Because there is no pairing between wells, item c) is not a matched-pair, and the methods of this chapter would not be applicable to those data.
North <- c(255, 353, 470, 353, 353, 295, 199, 410, 346, 405)
South <- c(194, 348, 383, 225, 266, 194, 212, 320, 340, 310)
wilcox.test(North, South, alt = "greater", paired = TRUE)
## Warning in wilcox.test.default(North, South, alt = "greater", paired =
## TRUE): cannot compute exact p-value with ties
##
## Wilcoxon signed rank test with continuity correction
##
## data: North and South
## V = 52, p-value = 0.007185
## alternative hypothesis: true location shift is greater than 0
At an alpha=0.05 level, reject that the two forks have similar specific conductance, in favor of the North fork having higher conductance than the South.
wilcox.test(North, South, alt = "greater", paired = TRUE, conf.int = TRUE)

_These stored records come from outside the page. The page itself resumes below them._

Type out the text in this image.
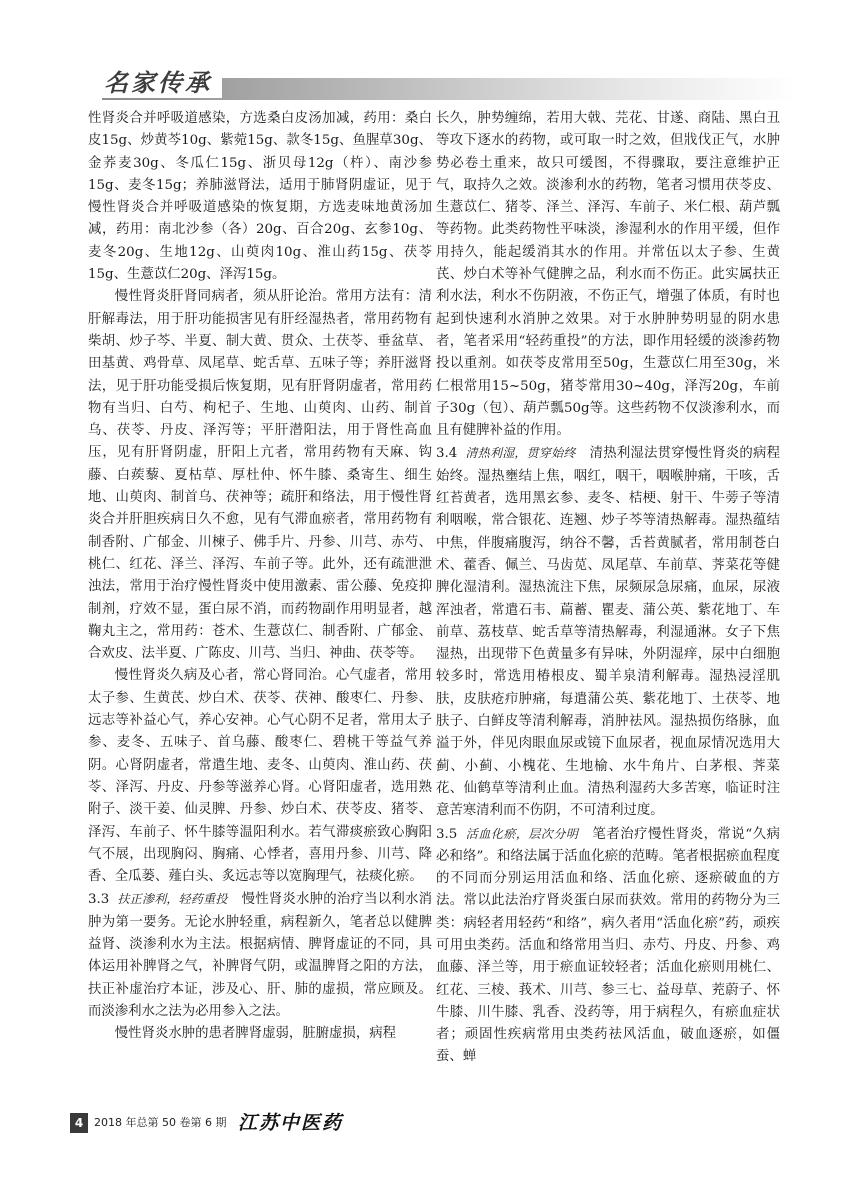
名家传承

性肾炎合并呼吸道感染，方选桑白皮汤加减，药用：桑白皮15g、炒黄芩10g、紫菀15g、款冬15g、鱼腥草30g、金荞麦30g、冬瓜仁15g、浙贝母12g（杵）、南沙参15g、麦冬15g；养肺滋肾法，适用于肺肾阴虚证，见于慢性肾炎合并呼吸道感染的恢复期，方选麦味地黄汤加减，药用：南北沙参（各）20g、百合20g、玄参10g、麦冬20g、生地12g、山萸肉10g、淮山药15g、茯苓15g、生薏苡仁20g、泽泻15g。

慢性肾炎肝肾同病者，须从肝论治。常用方法有：清肝解毒法，用于肝功能损害见有肝经湿热者，常用药物有柴胡、炒子芩、半夏、制大黄、贯众、土茯苓、垂盆草、田基黄、鸡骨草、凤尾草、蛇舌草、五味子等；养肝滋肾法，见于肝功能受损后恢复期，见有肝肾阴虚者，常用药物有当归、白芍、枸杞子、生地、山萸肉、山药、制首乌、茯苓、丹皮、泽泻等；平肝潜阳法，用于肾性高血压，见有肝肾阴虚，肝阳上亢者，常用药物有天麻、钩藤、白蒺藜、夏枯草、厚杜仲、怀牛膝、桑寄生、细生地、山萸肉、制首乌、茯神等；疏肝和络法，用于慢性肾炎合并肝胆疾病日久不愈，见有气滞血瘀者，常用药物有制香附、广郁金、川楝子、佛手片、丹参、川芎、赤芍、桃仁、红花、泽兰、泽泻、车前子等。此外，还有疏泄泄浊法，常用于治疗慢性肾炎中使用激素、雷公藤、免疫抑制剂，疗效不显，蛋白尿不消，而药物副作用明显者，越鞠丸主之，常用药：苍术、生薏苡仁、制香附、广郁金、合欢皮、法半夏、广陈皮、川芎、当归、神曲、茯苓等。

慢性肾炎久病及心者，常心肾同治。心气虚者，常用太子参、生黄芪、炒白术、茯苓、茯神、酸枣仁、丹参、远志等补益心气，养心安神。心气心阴不足者，常用太子参、麦冬、五味子、首乌藤、酸枣仁、碧桃干等益气养阴。心肾阴虚者，常遣生地、麦冬、山萸肉、淮山药、茯苓、泽泻、丹皮、丹参等滋养心肾。心肾阳虚者，选用熟附子、淡干姜、仙灵脾、丹参、炒白术、茯苓皮、猪苓、泽泻、车前子、怀牛膝等温阳利水。若气滞痰瘀致心胸阳气不展，出现胸闷、胸痛、心悸者，喜用丹参、川芎、降香、全瓜蒌、薤白头、炙远志等以宽胸理气，祛痰化瘀。

3.3 扶正渗利，轻药重投 慢性肾炎水肿的治疗当以利水消肿为第一要务。无论水肿轻重，病程新久，笔者总以健脾益肾、淡渗利水为主法。根据病情、脾肾虚证的不同，具体运用补脾肾之气，补脾肾气阴，或温脾肾之阳的方法，扶正补虚治疗本证，涉及心、肝、肺的虚损，常应顾及。而淡渗利水之法为必用参入之法。

慢性肾炎水肿的患者脾肾虚弱，脏腑虚损，病程

长久，肿势缠绵，若用大戟、芫花、甘遂、商陆、黑白丑等攻下逐水的药物，或可取一时之效，但戕伐正气，水肿势必卷土重来，故只可缓图，不得骤取，要注意维护正气，取持久之效。淡渗利水的药物，笔者习惯用茯苓皮、生薏苡仁、猪苓、泽兰、泽泻、车前子、米仁根、葫芦瓢等药物。此类药物性平味淡，渗湿利水的作用平缓，但作用持久，能起缓消其水的作用。并常伍以太子参、生黄芪、炒白术等补气健脾之品，利水而不伤正。此实属扶正利水法，利水不伤阴液，不伤正气，增强了体质，有时也起到快速利水消肿之效果。对于水肿肿势明显的阴水患者，笔者采用“轻药重投”的方法，即作用轻缓的淡渗药物投以重剂。如茯苓皮常用至50g，生薏苡仁用至30g，米仁根常用15~50g，猪苓常用30~40g，泽泻20g，车前子30g（包）、葫芦瓢50g等。这些药物不仅淡渗利水，而且有健脾补益的作用。

3.4 清热利湿，贯穿始终 清热利湿法贯穿慢性肾炎的病程始终。湿热壅结上焦，咽红，咽干，咽喉肿痛，干咳，舌红苔黄者，选用黑玄参、麦冬、桔梗、射干、牛蒡子等清利咽喉，常合银花、连翘、炒子芩等清热解毒。湿热蕴结中焦，伴腹痛腹泻，纳谷不馨，舌苔黄腻者，常用制苍白术、藿香、佩兰、马齿苋、凤尾草、车前草、荠菜花等健脾化湿清利。湿热流注下焦，尿频尿急尿痛，血尿，尿液浑浊者，常遣石韦、萹蓄、瞿麦、蒲公英、紫花地丁、车前草、荔枝草、蛇舌草等清热解毒，利湿通淋。女子下焦湿热，出现带下色黄量多有异味，外阴湿痒，尿中白细胞较多时，常选用椿根皮、蜀羊泉清利解毒。湿热浸淫肌肤，皮肤疮疖肿痛，每遣蒲公英、紫花地丁、土茯苓、地肤子、白鲜皮等清利解毒，消肿祛风。湿热损伤络脉，血溢于外，伴见肉眼血尿或镜下血尿者，视血尿情况选用大蓟、小蓟、小槐花、生地榆、水牛角片、白茅根、荠菜花、仙鹤草等清利止血。清热利湿药大多苦寒，临证时注意苦寒清利而不伤阴，不可清利过度。

3.5 活血化瘀，层次分明 笔者治疗慢性肾炎，常说“久病必和络”。和络法属于活血化瘀的范畴。笔者根据瘀血程度的不同而分别运用活血和络、活血化瘀、逐瘀破血的方法。常以此法治疗肾炎蛋白尿而获效。常用的药物分为三类：病轻者用轻药“和络”，病久者用“活血化瘀”药，顽疾可用虫类药。活血和络常用当归、赤芍、丹皮、丹参、鸡血藤、泽兰等，用于瘀血证较轻者；活血化瘀则用桃仁、红花、三棱、莪术、川芎、参三七、益母草、茺蔚子、怀牛膝、川牛膝、乳香、没药等，用于病程久，有瘀血症状者；顽固性疾病常用虫类药祛风活血，破血逐瘀，如僵蚕、蝉

4 2018 年总第 50 卷第 6 期 江苏中医药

## Warning in wilcox.test.default(North, South, alt = "greater", paired =
## TRUE, : cannot compute exact p-value with ties
## Warning in wilcox.test.default(North, South, alt = "greater", paired =
## TRUE, : cannot compute exact confidence interval with ties
##
## Wilcoxon signed rank test with continuity correction
##
## data: North and South
## V = 52, p-value = 0.007185
## alternative hypothesis: true location shift is greater than 0
## 95 percent confidence interval:
## 37.00004 Inf
## sample estimates:
## (pseudo)median
## 66.99994
The estimated difference is 67 units.
par(las = 1, tck = 0.02, xaxs = "i", yaxs = "i") # USGS graphics standards
d.hl <- -1 * wilcox.test(North, South, paired = TRUE, alternative = "greater",
conf.int = TRUE)$estimate # Hodges-Lehmann estimate
## Warning in wilcox.test.default(North, South, paired = TRUE, alternative =
## "greater", : cannot compute exact p-value with ties
## Warning in wilcox.test.default(North, South, paired = TRUE, alternative =
## "greater", : cannot compute exact confidence interval with ties
plot(North, South, xlab = "Specific Conductance, North Fork of the Shennandoah River", ylab = "Specific Conductance, South Fork of the Shennandoah River", xlim = c(150, 500), ylim = c(150, 450))
abline(0, 1)
abline(d.hl, 1, lty = "dashed")
The dashed line representing a 67 unit difference between the forks gives a reasonable fit to the data.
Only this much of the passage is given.